You don’t have to be a squirrel to think her quest is a bit nutty. One of Janet’s recent walks drew more attention than normal, in part, because a Journal-World photographer was tracking her like a paparazzi who had lost his car keys. Both Janet and the photographer were walking down the middle of a Brook Creek neighborhood street.

“What’s going on here?” one resident who was in his front yard asked.

Janet told him she was on a quest to walk along every city street in Lawrence.

“But why?”

“Because,” Janet said. “I want to live until I’m old.”

Maybe not so nutty after all. Janet, a 74-year-old retired teacher, has gotten a good part of her quest done. She pulls out a worn map full of orange highlighted streets that she’s already traveled. Large parts of Lawrence east of Iowa Street are marked off. Lots of nice straight lines that she’s traveled. West Iowa Street is less colorful and a lot more curvy.

“Nobody asked my opinion about how to build this side of town,” Janet says of west Lawrence. “For my purpose, straighter streets would have been nice.”

Janet started walking in October because she and her husband planned on booking a trip to Scotland, where hiking was going to be a major part of the vacation.

“I figure before I spend a whole lot of money, I had better figure out whether I can walk 7 miles per day,” she says.

But that trip was several soles ago. The couple returned from Scotland in May, but Janet has kept on walking, although she did slow some during the heat of the summer. Perhaps she found that while it may be rough on soles, it is good for the soul.

Ask Janet about the condition of the city’s sidewalks, and she says they are really pretty good, which is an opinion that is not shared by many pedestrian advocates.

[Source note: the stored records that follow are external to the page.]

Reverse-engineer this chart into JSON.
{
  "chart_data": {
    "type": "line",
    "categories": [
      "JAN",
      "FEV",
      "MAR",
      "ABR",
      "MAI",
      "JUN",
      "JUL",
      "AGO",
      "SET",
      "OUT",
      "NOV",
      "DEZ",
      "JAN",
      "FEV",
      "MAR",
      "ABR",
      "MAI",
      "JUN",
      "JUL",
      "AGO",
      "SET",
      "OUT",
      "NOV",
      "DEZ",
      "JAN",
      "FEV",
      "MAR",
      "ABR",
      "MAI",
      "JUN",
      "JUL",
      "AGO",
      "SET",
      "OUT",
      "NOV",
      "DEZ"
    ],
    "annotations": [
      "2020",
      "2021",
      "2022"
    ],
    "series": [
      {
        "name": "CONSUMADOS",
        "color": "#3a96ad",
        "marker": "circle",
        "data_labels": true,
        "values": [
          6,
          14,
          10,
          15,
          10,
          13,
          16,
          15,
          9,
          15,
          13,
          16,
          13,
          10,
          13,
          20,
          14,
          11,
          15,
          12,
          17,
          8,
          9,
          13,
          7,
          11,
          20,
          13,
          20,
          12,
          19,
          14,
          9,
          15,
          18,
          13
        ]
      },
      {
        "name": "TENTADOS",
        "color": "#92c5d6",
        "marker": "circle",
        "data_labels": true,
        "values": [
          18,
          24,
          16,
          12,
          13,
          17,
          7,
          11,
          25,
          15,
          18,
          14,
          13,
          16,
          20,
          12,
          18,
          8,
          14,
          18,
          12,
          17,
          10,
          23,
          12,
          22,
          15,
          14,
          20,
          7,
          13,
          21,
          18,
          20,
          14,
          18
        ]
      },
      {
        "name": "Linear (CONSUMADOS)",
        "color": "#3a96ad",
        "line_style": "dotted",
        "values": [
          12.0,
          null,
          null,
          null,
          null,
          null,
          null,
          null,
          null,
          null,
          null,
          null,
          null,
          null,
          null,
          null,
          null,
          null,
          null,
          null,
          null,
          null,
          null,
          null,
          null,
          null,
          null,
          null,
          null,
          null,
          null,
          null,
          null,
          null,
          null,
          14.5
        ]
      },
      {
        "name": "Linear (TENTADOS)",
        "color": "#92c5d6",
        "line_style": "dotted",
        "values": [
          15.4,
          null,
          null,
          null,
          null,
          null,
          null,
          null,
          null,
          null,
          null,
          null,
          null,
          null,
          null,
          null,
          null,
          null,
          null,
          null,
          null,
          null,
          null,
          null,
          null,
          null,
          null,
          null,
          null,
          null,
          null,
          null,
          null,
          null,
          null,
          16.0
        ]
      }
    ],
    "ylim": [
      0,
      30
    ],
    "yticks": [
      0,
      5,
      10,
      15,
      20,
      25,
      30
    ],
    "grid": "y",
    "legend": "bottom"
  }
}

It does not seem to faze her that she’s giving her answer while we’re walking down the middle of a street because there are no sidewalks on either side.

Ask Janet about one of her favorite things about walking, and she’ll talk about the peaceful nature of it. I’m lucky to hear her because there are dogs barking so fiercely that I would soak my socks if one of them figured out how to break through the fence.

Ask Janet — who grew up in Lawrence and then returned about 13 years ago — what she’s learned about the community she’s seeing step by step, and she has a simple answer.

“It is still a really pretty town,” she says.

Never mind that we’ve already walked through two yards with unmowed grass almost up to our knees.

But you know what? Maybe I ought to walk more. If Janet is any indication, a good walk doesn’t just lighten the scale — it also removes a little weight from your shoulders and lets you see the world the way it ought to be. In case you haven’t noticed, it has been a little crazy in Lawrence lately, so we all probably could benefit from a good walk.

Janet says folks probably would enjoy it more than they think. You never know where a good walk will take your mind. When she was walking North Lawrence streets, lots of memories of the 1951 flood came back to her. Bad times, but lots of folks came together from that.

Then there are parts of town that she doesn’t have any memories of at all because she’s never been there before, and probably never would be there if she were just driving around in a car.

“I’ve been on a lot of streets that I’ve never heard of,” she says.

By winter, though, she hopes to have heard of them all. She thinks she’ll have completed her quest, if she continues on her pace of walking 3 or 4 miles per day for three or four days per week.

“But they are starting to build more streets on me now,” she notes.

But that’s OK. It is just more place to get to know, and Janet says that has been one of the lasting lessons of this quest.

“It is good to have a sense of place,” she says.

Especially if it includes a straight street and a few friendly squirrels.